Ditto. The legal judge statements are devastating.
Xenu gets Scientology at the public word of mouth level.
Judges have devastated Scientology in their legal comments.
I guess all the public can do is get simpler about Scientology, and stay away from it, on their own.
Xenu did not drop zillions of implanted surplus souls onto earth 75 milliion years ago during the Wall of Fire/4th Dynamic Engram, and humans do not need to do OT 3, 4, 5, 6 and 7 exorcism to rid themselves of their loads of these surplus souls (“body-thetans”).
Scientology’s own practices, when simplified and described in public friendly words, cannot sell Scientology successfully.
The Xenu “body-thetans” massive amount of required Scientology exorcism just cuts to the chase about what Scientology is.
To @ExTeamXenu75to03 — Indeed. These various official judge and judicial system summations excoriate the C of S. (censure or criticize severely)
I dont see how scx thinks anyone believes anything they say anymore. Everyone is aware of their litigious nature. It’s kind of telling that the organization is so insulated that they do not know (or care) how they look to the outside.
Litigate at the drop of a hat?
Scn and litigation – there’s a hole with no bottom. The story of the litigation abuses used to get tax exemption from the IRS deserves a book in its own right. The very tactics Scn used show they do not deserve that exemption but I can feel for the IRS people involved. It’s tragic that nobody in congress stood up to protect some bureaucrats doing their jobs. (That’s something you don’t hear very often.)
Zee Moo says
Add ‘litigiousness’ to the list of lron’s ‘nesses’. Now, when will the appeals court rule on the Garcia’s appeal? And when will the California Supreme Court rule on those suing Masterson and the CO$?
Jere Lull says
“And when will the California Supreme Court rule on those suing Masterson and the CO$?”
Entirely too late, Moo. There should be a thick folder full of legal opinions about scientology’s basic untruthfulness, FAR thicker than what we can assemble today, since scientology is all about lying about anything and everything. They tell the truth only by accident. Oh, I’m so disappointed I fell for that too-obvious crap.
Loosing my Religion says
When I was in SO I remember a minor cumulative stat called ValRR (value of Refund / Repayment requests) for the whole EU and it was quite high.

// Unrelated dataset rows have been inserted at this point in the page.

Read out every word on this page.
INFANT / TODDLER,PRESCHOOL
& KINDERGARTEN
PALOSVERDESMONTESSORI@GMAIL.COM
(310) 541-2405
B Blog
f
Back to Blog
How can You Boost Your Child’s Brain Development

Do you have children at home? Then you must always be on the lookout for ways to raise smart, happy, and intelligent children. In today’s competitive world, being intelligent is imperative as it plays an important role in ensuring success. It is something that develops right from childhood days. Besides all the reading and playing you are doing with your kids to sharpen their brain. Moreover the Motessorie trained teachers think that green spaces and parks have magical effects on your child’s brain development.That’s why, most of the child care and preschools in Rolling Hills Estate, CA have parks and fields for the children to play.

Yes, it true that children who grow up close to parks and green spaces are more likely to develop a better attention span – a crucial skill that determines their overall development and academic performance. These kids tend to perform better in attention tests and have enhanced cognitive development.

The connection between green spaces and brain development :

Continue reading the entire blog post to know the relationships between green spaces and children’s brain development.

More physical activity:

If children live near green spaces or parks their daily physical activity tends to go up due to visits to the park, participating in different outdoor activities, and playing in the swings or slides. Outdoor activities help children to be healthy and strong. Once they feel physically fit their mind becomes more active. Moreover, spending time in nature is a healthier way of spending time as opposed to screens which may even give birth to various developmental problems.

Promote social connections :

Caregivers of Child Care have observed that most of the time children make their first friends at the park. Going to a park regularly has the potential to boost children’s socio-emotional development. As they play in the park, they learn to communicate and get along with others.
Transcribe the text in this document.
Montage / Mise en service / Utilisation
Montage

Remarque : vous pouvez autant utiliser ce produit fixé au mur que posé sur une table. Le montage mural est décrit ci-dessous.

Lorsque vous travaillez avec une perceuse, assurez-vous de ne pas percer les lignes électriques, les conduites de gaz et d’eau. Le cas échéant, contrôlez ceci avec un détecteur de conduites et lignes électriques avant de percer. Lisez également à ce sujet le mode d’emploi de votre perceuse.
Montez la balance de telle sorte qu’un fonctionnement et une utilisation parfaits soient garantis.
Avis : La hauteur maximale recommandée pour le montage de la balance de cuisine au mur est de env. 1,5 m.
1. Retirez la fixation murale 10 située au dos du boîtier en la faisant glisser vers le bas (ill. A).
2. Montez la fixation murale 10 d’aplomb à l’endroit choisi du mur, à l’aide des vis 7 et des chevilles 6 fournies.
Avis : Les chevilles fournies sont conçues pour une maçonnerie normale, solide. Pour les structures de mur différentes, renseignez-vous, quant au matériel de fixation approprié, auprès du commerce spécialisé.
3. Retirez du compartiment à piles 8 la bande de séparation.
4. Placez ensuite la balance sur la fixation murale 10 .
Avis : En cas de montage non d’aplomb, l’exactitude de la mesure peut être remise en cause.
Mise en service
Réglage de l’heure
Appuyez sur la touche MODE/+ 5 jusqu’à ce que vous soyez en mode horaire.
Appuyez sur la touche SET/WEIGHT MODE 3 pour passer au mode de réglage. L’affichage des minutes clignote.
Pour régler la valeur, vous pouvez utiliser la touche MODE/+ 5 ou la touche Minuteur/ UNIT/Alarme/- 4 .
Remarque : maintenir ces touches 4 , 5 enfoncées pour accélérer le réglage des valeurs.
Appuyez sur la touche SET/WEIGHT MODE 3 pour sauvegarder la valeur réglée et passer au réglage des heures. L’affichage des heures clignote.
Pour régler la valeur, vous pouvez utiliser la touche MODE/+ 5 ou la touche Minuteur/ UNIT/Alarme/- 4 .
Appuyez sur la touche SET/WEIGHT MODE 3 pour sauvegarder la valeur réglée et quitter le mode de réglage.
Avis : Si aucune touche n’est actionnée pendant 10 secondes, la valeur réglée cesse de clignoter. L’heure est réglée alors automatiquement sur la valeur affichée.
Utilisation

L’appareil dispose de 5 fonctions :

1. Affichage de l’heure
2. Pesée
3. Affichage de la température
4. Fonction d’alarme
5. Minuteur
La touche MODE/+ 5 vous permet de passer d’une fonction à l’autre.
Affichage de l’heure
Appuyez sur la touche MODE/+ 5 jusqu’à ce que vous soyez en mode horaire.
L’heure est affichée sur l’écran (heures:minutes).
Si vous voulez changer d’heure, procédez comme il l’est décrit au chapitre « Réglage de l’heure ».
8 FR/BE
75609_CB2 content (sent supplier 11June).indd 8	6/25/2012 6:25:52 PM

I don’t think it ever went down, quite the contrary.
They do everything they can not to give the money back, and people often stop asking for it also because based on the amount to get back the legal costs would eat a good chunk of it. It is also for this reason that we do not hear about it often but the requests exist.
Their concept of exchange is only a one-way towards their coffers.
Interesting article The Co$ tried to bankrupt me back in the 90 ‘s when I sued for the return of my money.
Then they wasted time in trying to get my case struck off.
They failed miserably and ended up paying my solicitors fees, QC’ s fees in the High Court in London. Ouch, that cost a mint. Plus they ended up having to pay me back anyway.
Well done OSA……
Thanks SO VERY much for the great news!!! True justice is wonderful to hear about.
Well Done Sir.
Jere Lull says
Good on you for persisting through what must have been a debilitating experience. Every loss scientology suffers is a win for mankind.
Thank you. The co$ were on to a loser in my case. We had evidence of undue influence, being lied to in order to extort money and bullying to obtain money too.
My advice to anyone who is trying to recover a large sum of money is to take legal proceedings against the cult.
Evidence of undue influence, lies, blackmail and harassment aren’t usually difficult to prove, and the cult do not like negative media reports. They usually throw in the towel prior to a court hearing.
This may not apply so much to the US where the co$ hide behind their religious rights curtain.
Jens TINGLEFF says
Is your result available in a form which can be referenced on the Internet? Are you already in The Big List?